The Fourier transform (see the documentation in the R2015a version of fft (link) for a more understandable explanation) takes a time-domain signal as its input and converts it to a frequency-domain representation. If you have a frequency in your time-domain signal of 1 kHz for example, the Fourier transform of it will show that as a triangle with a narrow base centred at a frequency of 1 kHz. In a real-world sampled signal, the process of sampling introduces some nonlinearities, so the signal will never be a single vertical line, although in a pure signal it will be close. (The length of your original signal determines the minimum frequency resolution of the Fourier-transformed signal, and you can increase the frequency resolution by zero-padding your signal.) To address your specific questions:
- firstly, how to interpret the results of FFT and the spectrogram
The frequencies of your original time-domain signal will appear as magnitudes at those frequencies in the Fourier-transformed signal. The spectrogram calculates short Fourier transforms on successive sections of your signal (not the entire signal), and presents them as the frequency content of your signal over that time interval. (That is the short explanation. There are many ways to overlap, add, and window the Fourier transform of the individual segments. I refer you to the documentation for a full description, and any comprehensive book on signal processing for a full discussion.)
- second, why must signal be multiplied by hanning window
It does not have to be, and I do not window the fft in my calculations, since I want to see the entire frequency content, although it is useful in the spectrogram function. The windows act as selective filters that minimise the effect of the sampling process (truncation of an infinite series), giving a smoother result. There is an advantage to using them, but it is not necessary to use them.

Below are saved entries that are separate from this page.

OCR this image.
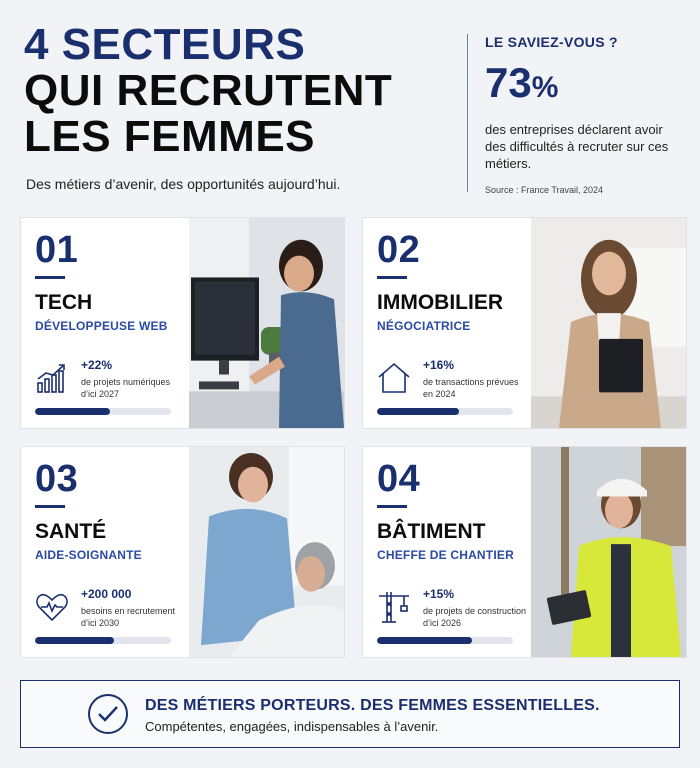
4 SECTEURS
QUI RECRUTENT
LES FEMMES
Des métiers d’avenir, des opportunités aujourd’hui.
LE SAVIEZ-VOUS ?
73%
des entreprises déclarent avoir des difficultés à recruter sur ces métiers.
Source : France Travail, 2024
01
TECH
DÉVELOPPEUSE WEB
+22%
de projets numériques d’ici 2027
02
IMMOBILIER
NÉGOCIATRICE
+16%
de transactions prévues en 2024
03
SANTÉ
AIDE-SOIGNANTE
+200 000
besoins en recrutement d’ici 2030
04
BÂTIMENT
CHEFFE DE CHANTIER
+15%
de projets de construction d’ici 2026
DES MÉTIERS PORTEURS. DES FEMMES ESSENTIELLES.
Compétentes, engagées, indispensables à l’avenir.
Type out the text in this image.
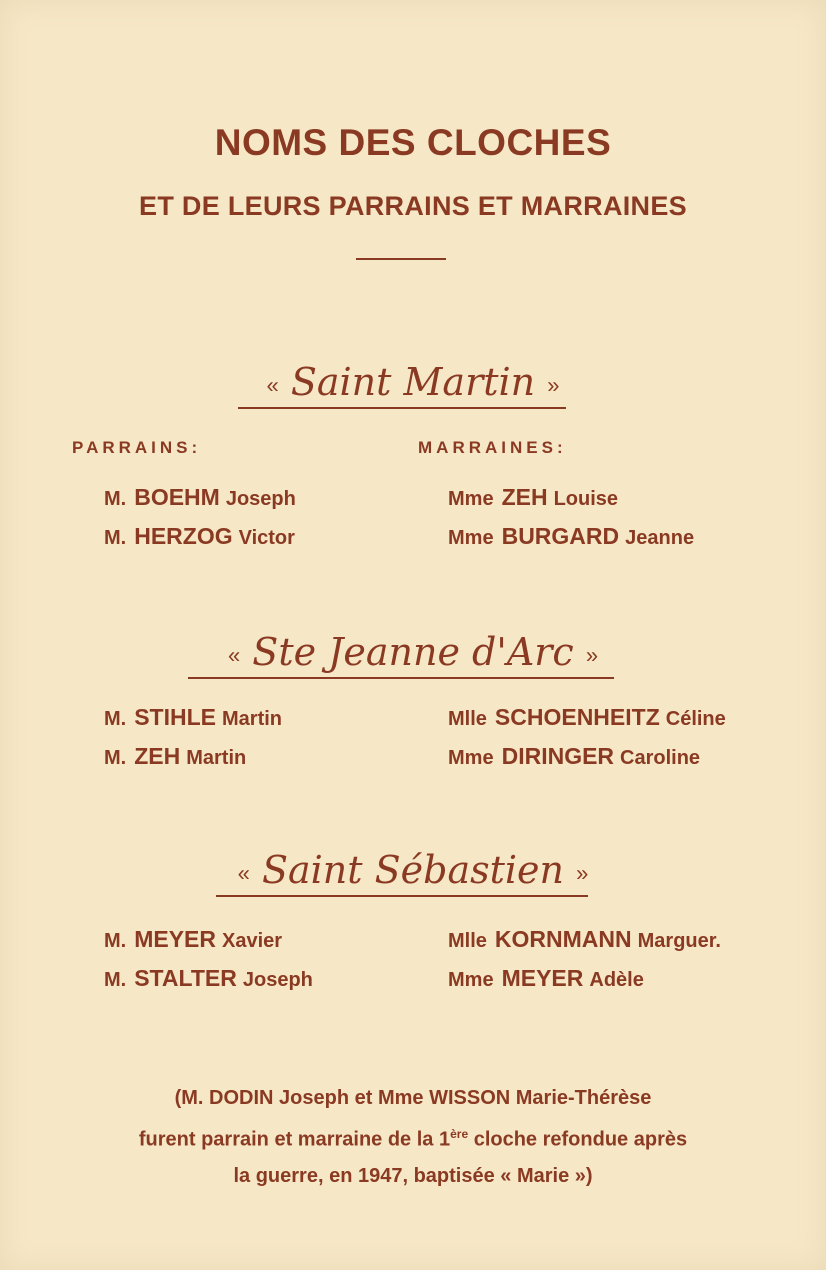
NOMS DES CLOCHES
ET DE LEURS PARRAINS ET MARRAINES
« Saint Martin »
PARRAINS:	MARRAINES:
M. BOEHM Joseph
M. HERZOG Victor
Mme ZEH Louise
Mme BURGARD Jeanne
« Ste Jeanne d'Arc »
M. STIHLE Martin
M. ZEH Martin
Mlle SCHOENHEITZ Céline
Mme DIRINGER Caroline
« Saint Sébastien »
M. MEYER Xavier
M. STALTER Joseph
Mlle KORNMANN Marguer.
Mme MEYER Adèle
(M. DODIN Joseph et Mme WISSON Marie-Thérèse
furent parrain et marraine de la 1ère cloche refondue après
la guerre, en 1947, baptisée « Marie »)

- third, what is the purpose of excluding Nyquist point
The Nyquist frequency is the highest uniquely-resolvable frequency in any sampled signal. There is no reason to represent any frequencies above it. (The reason is actually much more involved. Data acquisition hardware include hardware filters eliminating all frequencies above the Nyquist frequency from the analog-to-digital converter to avoid ‘aliasing’ that would result in frequencies above the Nyquist frequency from erroneously appearing in the sampled signal. I refer you to analogue and discrete signal processing textbooks for a full discussion.)
- lastly, the purpose of the spectrogram
It calculates the frequency content of the signal over a short time span and displays it as the frequency spectrum as a function of time. For signals with time-varying frequency content, it presents important information.
NOTE — This is a very short discussion of a very detailed topic. Please take the time to read a good signal processing textbook — and preferably take courses in analog and discrete signal processing — to understand them in necessary detail.